After the chalice is blessed and placed on the altar, the priest prays: "With humble spirit and contrite heart may we be accepted by you, O Lord, and may our sacrifice in your sight this day be pleasing to you, Lord God."

Washing of hands As water is poured over his fingers, the priest prays: "Wash me, O Lord, from my iniquity and cleanse me from my sin."
Orate, fratres "Pray brothers and sisters that my sacrifice and yours may be acceptable to God, the almighty Father." The congregation is offering sacrifice, too. The whole Body of Christ is "a chosen people, a royal priesthood, a holy nation, God's special possession" (1 Peter 2:9).
Prayer over the Offerings
Preface There are a very large number of prefaces that have been written for special seasons, solemnities, feasts, and memorials.
Sanctus
Eucharistic Prayer -- "the center and summit of the entire celebration" The various Eucharistic Prayers thank God for saving us through the death and resurrection of Jesus. All of them tell the story of the Last Supper, a Passover meal that Jesus shared with His disciples.
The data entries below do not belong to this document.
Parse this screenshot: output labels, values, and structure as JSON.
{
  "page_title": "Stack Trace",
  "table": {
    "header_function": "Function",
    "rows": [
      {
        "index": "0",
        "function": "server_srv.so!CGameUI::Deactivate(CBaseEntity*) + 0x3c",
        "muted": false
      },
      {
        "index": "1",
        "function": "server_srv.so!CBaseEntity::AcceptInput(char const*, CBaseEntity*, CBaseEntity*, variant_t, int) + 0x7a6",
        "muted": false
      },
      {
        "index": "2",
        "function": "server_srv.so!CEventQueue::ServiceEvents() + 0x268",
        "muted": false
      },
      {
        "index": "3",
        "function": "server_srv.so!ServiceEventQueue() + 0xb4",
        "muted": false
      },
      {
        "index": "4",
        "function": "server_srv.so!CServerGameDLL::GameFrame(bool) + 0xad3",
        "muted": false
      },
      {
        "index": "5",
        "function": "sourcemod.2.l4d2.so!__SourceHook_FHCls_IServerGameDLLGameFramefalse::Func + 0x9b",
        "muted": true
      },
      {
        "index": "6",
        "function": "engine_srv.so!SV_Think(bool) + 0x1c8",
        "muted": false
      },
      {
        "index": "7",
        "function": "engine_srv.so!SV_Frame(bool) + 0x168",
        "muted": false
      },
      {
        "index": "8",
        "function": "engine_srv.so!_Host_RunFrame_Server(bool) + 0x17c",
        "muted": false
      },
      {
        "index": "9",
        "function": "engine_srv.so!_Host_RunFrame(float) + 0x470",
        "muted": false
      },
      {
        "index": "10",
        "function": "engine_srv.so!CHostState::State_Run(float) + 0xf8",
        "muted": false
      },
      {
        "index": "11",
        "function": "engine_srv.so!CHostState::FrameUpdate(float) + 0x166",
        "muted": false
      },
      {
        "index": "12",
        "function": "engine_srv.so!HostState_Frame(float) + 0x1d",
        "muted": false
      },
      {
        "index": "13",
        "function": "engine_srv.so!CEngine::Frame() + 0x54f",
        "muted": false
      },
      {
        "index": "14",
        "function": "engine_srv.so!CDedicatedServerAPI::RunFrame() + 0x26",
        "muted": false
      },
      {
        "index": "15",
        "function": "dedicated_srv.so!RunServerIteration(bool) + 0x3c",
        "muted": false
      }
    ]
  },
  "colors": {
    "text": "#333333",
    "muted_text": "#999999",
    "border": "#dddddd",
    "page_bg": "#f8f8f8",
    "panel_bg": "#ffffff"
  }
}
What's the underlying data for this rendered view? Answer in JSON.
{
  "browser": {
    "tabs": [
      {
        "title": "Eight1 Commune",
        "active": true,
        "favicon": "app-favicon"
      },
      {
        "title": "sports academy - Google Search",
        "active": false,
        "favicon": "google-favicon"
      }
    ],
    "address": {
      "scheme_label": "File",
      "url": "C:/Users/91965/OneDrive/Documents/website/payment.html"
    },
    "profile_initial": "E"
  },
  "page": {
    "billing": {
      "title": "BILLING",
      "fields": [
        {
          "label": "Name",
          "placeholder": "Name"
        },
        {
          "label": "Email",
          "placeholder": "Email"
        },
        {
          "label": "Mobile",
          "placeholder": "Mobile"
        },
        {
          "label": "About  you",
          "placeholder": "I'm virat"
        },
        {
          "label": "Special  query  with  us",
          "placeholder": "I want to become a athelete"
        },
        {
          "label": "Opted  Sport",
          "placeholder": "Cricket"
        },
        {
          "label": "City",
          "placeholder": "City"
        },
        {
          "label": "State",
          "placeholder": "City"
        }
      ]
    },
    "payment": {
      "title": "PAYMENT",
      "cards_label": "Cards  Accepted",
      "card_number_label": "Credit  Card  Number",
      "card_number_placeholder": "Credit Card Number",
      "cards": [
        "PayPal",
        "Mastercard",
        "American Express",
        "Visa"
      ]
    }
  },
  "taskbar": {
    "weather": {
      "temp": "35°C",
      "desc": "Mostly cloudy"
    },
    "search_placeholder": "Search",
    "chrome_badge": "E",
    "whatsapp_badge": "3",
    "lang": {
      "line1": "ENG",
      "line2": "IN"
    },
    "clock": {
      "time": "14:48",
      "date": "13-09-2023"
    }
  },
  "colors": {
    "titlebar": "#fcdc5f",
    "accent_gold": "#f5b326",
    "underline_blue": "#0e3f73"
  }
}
In this ritual of the Old Testament ("Old Covenant"), Jesus initiated the New Testament ("New Covenant") and associated the gift of His Body and Blood as "real food ... real drink" (Jn 6:55) with the sacrifice that He was about to offer on the Cross.
"Take this, all of you, and eat of it, for this is my Body, which will be given up for you."
"Take this, all of your, and drink from it, for this is the chalice of my Blood, the Blood of the new and eternal covenant, which will be poured out for you and for many, for the forgiveness of sins. Do this in memory of me."

The consecration of the bread and wine takes place in this prayer. Jesus is our true High Priest. What was bread becomes His Body and what was wine becomes His Blood--by His priestly power. Jesus renews and extends the reality of the Last Supper and the reality of His sacrifice on the Cross in every Mass. Every member of the Body of Christ shares in the priesthood of believers. We are called to the self-offering of Jesus in the Mass by offering ourselves to Him in return. The action of Jesus is made visible and audible through the sacramental ministry of the priest; the priestly action of the whole Body of Christ in receiving Jesus and offering ourselves to the Father through Him is invisible and inaudible. It can only be seen through the eyes of faith.

Communion rite
Lord's Prayer "Our Father ..."
Prayer for Deliverance from Evil "Deliver us, Lord, from every evil ..."
Doxology "For the Kingdom, the Power, and the Glory are Yours, now and forever" (1 Chronicles 29:10-13).
Breaking of the Bread (Fraction rite)
Commingling of the Body and Blood of Christ The priests places a fragment of the host in the chalice and prays: "May this mingling of the Body and Blood of our Lord Jesus Christ bring eternal life to us who receive it."
Lamb of God
Rite of Peace
Non sum dignus "I am not worthy that You should come under my roof"--but He does! God loves us because He is love, not because we have earned His love. His love is a grace, a gift freely given, that infinitely surpasses anything that we ever have accomplished or ever could accomplish. "God is love, and all who abide in love abide in God, and God in them" (1 Jn 4:16). Receive. Say thanks. Abide in love.
Reception of Communion This is our "altar call." By going to the altar and saying "Amen," we are pledging our love to God and making a commitment to live in love with Him.
Communion antiphon or hymn
Prayer after Communion
Final blessing Please make the Sign of the Cross when the priest gives the blessing.
Dismissal "Go forth, the Mass is ended."